I didn’t take a proper photo today, but I did photograph a cake recipe – the strawberry and elderflower one we’ve had for Midsummer a few times – to send it to my mum, in return for the redcurrant cake recipe. So I guess I could share those with you.

Redcurrant cake

Crust

  • 125 g butter
  • 75 g sugar
  • 2-3 egg yolks
  • 250 g flour
  • ½ tsp baking powder
  • 2-3 tbsp breadcrumbs

Filling

  • 4 egg whites
  • 200 g sugar
  • 75-100 g hazelnuts
  • ½ tsp cinnamon
  • 500 g redcurrants

Cream butter with sugar. Add egg yolks one by one while stirring. Mix baking powder and flour and add to the butter mixture. Roll the dough into a ball, cover and cool for 50-60 minutes. Line a springform pan with the dough, leave a 5 cm edge. Sprinkle the bottom with breadcrumbs.

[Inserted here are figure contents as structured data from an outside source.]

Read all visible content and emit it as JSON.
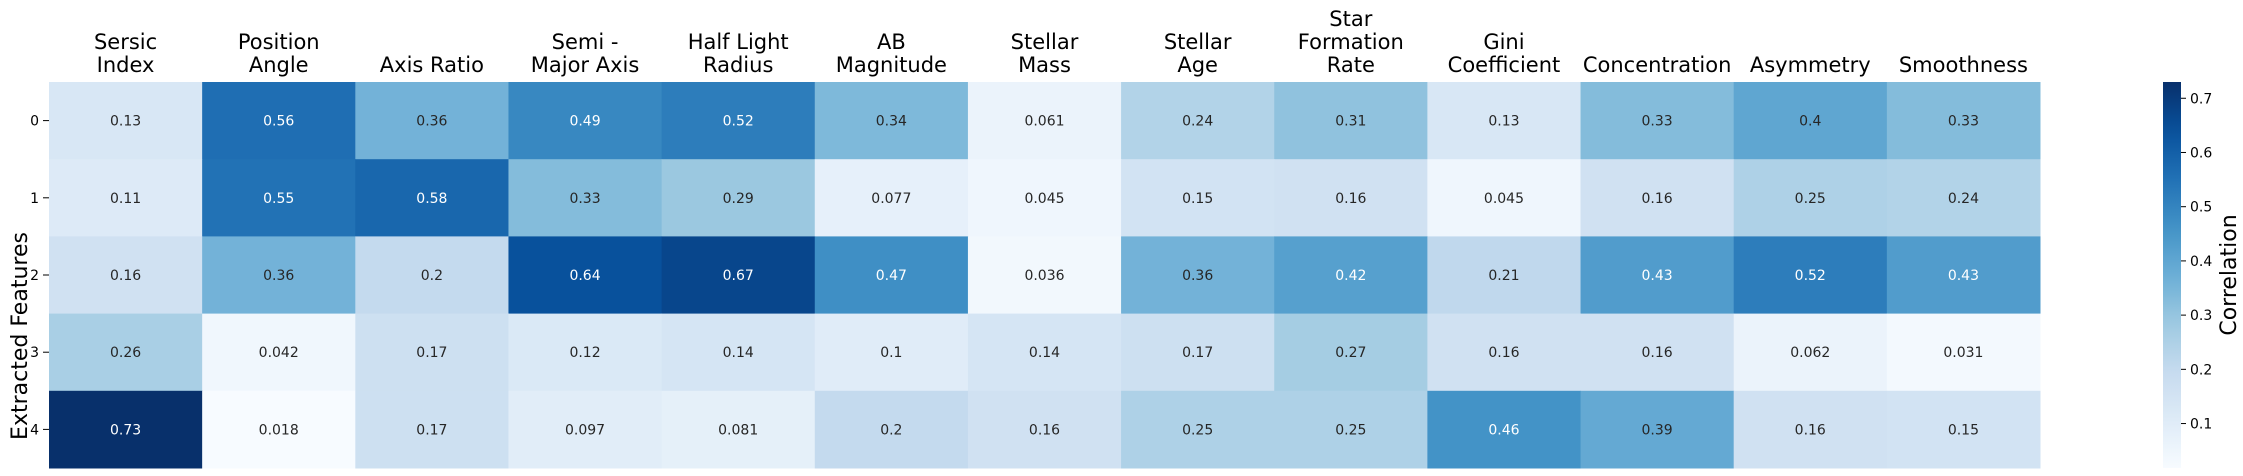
{
  "chart_data": {
    "type": "heatmap",
    "title": "",
    "ylabel": "Extracted Features",
    "colorbar_label": "Correlation",
    "colormap": "Blues",
    "value_range": [
      0.018,
      0.73
    ],
    "colorbar_ticks": [
      "0.1",
      "0.2",
      "0.3",
      "0.4",
      "0.5",
      "0.6",
      "0.7"
    ],
    "columns": [
      [
        "Sersic",
        "Index"
      ],
      [
        "Position",
        "Angle"
      ],
      [
        "Axis Ratio"
      ],
      [
        "Semi -",
        "Major Axis"
      ],
      [
        "Half Light",
        "Radius"
      ],
      [
        "AB",
        "Magnitude"
      ],
      [
        "Stellar",
        "Mass"
      ],
      [
        "Stellar",
        "Age"
      ],
      [
        "Star",
        "Formation",
        "Rate"
      ],
      [
        "Gini",
        "Coefficient"
      ],
      [
        "Concentration"
      ],
      [
        "Asymmetry"
      ],
      [
        "Smoothness"
      ]
    ],
    "rows": [
      "0",
      "1",
      "2",
      "3",
      "4"
    ],
    "values": [
      [
        0.13,
        0.56,
        0.36,
        0.49,
        0.52,
        0.34,
        0.061,
        0.24,
        0.31,
        0.13,
        0.33,
        0.4,
        0.33
      ],
      [
        0.11,
        0.55,
        0.58,
        0.33,
        0.29,
        0.077,
        0.045,
        0.15,
        0.16,
        0.045,
        0.16,
        0.25,
        0.24
      ],
      [
        0.16,
        0.36,
        0.2,
        0.64,
        0.67,
        0.47,
        0.036,
        0.36,
        0.42,
        0.21,
        0.43,
        0.52,
        0.43
      ],
      [
        0.26,
        0.042,
        0.17,
        0.12,
        0.14,
        0.1,
        0.14,
        0.17,
        0.27,
        0.16,
        0.16,
        0.062,
        0.031
      ],
      [
        0.73,
        0.018,
        0.17,
        0.097,
        0.081,
        0.2,
        0.16,
        0.25,
        0.25,
        0.46,
        0.39,
        0.16,
        0.15
      ]
    ],
    "labels": [
      [
        "0.13",
        "0.56",
        "0.36",
        "0.49",
        "0.52",
        "0.34",
        "0.061",
        "0.24",
        "0.31",
        "0.13",
        "0.33",
        "0.4",
        "0.33"
      ],
      [
        "0.11",
        "0.55",
        "0.58",
        "0.33",
        "0.29",
        "0.077",
        "0.045",
        "0.15",
        "0.16",
        "0.045",
        "0.16",
        "0.25",
        "0.24"
      ],
      [
        "0.16",
        "0.36",
        "0.2",
        "0.64",
        "0.67",
        "0.47",
        "0.036",
        "0.36",
        "0.42",
        "0.21",
        "0.43",
        "0.52",
        "0.43"
      ],
      [
        "0.26",
        "0.042",
        "0.17",
        "0.12",
        "0.14",
        "0.1",
        "0.14",
        "0.17",
        "0.27",
        "0.16",
        "0.16",
        "0.062",
        "0.031"
      ],
      [
        "0.73",
        "0.018",
        "0.17",
        "0.097",
        "0.081",
        "0.2",
        "0.16",
        "0.25",
        "0.25",
        "0.46",
        "0.39",
        "0.16",
        "0.15"
      ]
    ]
  }
}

Whisk the egg whites. Gradually add sugar. Whisk for another few minutes. Add chopped hazelnuts and cinnamon.

Stir the redcurrants into two thirds of the egg mixture. Pour the filling in the crust. Cover with the rest of the egg mixture (either piping or simply spreading).

Bake at medium heat for about 1 hour. (We interpreted “medium heat” as around 175°C.)


The original Estonian recipe had margarine instead of butter but nobody misses that.

The also recipe called for “nuts” rather than specifying hazelnuts. Back then everybody understood that that’s what you mean when you say “nuts”. Locally grown nuts were simply nuts; exotic, fancy nuts had longer, fancier names. That may still be the case actually.